Part-Time Holiday Entitlement
Part-time workers receive a pro-rata share of the statutory 5.6 weeks. The calculator below applies the rule for any pattern.
Mid-year joiner, leaver, or above-statutory entitlement
Your entitlement
28 days(210 hours)
Annual entitlement. Statutory minimum is 28 days.
5 days per week × 5.6 weeks (statutory minimum) = 28 days per year Your contract treats bank holidays as part of this total — book them as you would any other day off.
The basic rule
Part-time workers in the UK get the same 5.6 weeks of paid leave a year as full-time workers — but a part-time week is shorter. So a three-day-a-week worker gets 5.6 × 3 = 16.8 days, a four-day worker gets 22.4, and a five-day worker gets the full 28.
The statutory cap of 28 days applies only to workers doing five days a week or more. Below that, the multiplier is the real entitlement. Your contract can give you more than this, but it cannot give you less.
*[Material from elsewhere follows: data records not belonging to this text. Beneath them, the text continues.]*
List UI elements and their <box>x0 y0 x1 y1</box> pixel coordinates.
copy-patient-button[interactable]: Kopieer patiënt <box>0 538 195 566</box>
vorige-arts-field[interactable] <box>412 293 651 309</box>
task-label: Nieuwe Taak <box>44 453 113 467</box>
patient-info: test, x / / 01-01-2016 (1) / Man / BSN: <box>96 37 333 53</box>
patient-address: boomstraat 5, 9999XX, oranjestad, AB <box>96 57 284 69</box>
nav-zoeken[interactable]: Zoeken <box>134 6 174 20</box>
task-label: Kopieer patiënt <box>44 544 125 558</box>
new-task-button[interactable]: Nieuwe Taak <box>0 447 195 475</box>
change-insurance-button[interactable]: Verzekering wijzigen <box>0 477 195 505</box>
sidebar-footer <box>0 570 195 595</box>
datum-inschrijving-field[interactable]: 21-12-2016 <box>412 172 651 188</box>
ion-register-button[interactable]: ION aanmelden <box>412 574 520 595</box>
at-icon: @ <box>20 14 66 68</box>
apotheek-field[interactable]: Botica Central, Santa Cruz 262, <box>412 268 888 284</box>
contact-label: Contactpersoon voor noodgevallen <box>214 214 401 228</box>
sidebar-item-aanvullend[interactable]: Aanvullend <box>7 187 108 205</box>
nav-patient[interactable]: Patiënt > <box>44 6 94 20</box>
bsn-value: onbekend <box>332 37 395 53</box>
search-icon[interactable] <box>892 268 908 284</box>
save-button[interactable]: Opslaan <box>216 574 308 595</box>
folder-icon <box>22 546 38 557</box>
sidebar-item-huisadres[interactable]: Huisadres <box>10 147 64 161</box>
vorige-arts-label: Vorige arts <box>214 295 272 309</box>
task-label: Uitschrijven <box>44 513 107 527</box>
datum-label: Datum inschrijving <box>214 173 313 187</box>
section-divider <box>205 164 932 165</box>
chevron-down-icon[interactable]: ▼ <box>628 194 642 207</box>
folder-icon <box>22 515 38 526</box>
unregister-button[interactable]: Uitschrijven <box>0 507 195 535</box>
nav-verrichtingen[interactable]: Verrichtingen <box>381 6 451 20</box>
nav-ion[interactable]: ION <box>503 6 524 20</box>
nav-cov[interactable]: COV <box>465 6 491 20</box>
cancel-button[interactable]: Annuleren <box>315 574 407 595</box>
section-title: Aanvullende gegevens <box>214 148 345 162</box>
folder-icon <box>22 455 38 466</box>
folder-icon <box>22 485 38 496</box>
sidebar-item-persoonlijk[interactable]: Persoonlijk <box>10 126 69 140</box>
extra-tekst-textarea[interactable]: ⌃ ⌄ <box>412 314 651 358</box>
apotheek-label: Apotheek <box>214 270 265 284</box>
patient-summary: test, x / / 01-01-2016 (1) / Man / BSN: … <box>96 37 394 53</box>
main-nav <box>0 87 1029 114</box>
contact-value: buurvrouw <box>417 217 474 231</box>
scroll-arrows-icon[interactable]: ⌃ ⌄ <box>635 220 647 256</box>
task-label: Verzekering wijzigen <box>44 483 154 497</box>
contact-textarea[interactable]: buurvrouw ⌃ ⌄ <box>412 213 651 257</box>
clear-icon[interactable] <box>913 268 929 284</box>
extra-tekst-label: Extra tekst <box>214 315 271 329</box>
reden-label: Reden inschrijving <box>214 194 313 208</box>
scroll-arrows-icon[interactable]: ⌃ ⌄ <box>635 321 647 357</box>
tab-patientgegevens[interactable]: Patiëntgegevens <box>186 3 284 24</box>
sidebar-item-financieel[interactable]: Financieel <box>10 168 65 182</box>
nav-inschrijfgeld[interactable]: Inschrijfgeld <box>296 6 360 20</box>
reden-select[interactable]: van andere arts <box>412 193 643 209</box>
Bank holidays — the tricky bit
The Part-Time Workers Regulations 2000 say a part-timer cannot be treated less favourably than a comparable full-timer. For bank holidays, that means the eight UK bank holidays (more in Scotland and Northern Ireland) cannot all silently land on a non-working day and disappear.
Two approaches are commonly used and both are lawful:
- Bank holidays are included in the pro-rata entitlement, leaving the part-timer free to book leave on any day.
- Bank holidays are allocated when they fall on a working day, plus a pro-rata top-up for bank holidays that fall on non-working days.
The contract should make clear which one applies. If it's silent, ACAS recommend the inclusive approach by default.
Frequently asked questions
How do you calculate pro-rata holiday for a part-time worker?+
Multiply the standard weekly working pattern by 5.6 weeks. For three days a week that is 16.8 days a year; for four days, 22.4. The 28-day statutory cap is what a five-day worker gets — part-time workers receive a proportionate share.
What if a bank holiday falls on a day a part-time worker doesn't normally work?+
Two approaches are both legal. Some employers count bank holidays as part of the pro-rata entitlement, leaving the worker free to book leave on any day. Others give bank holidays only when they fall on the worker's contractual days, plus a pro-rata top-up. The contract should say which applies.
How do you pro-rata for a mid-year joiner?+
Take the annual entitlement and multiply by (days remaining in the leave year ÷ total days in the leave year). ACAS recommends rounding up to the nearest half-day in favour of the worker.
Can a contract give a part-time worker fewer than 5.6 weeks?+
No. 5.6 weeks is a statutory minimum. The part-time worker's weeks should match the full-time worker's weeks; only the days within those weeks are pro-rata.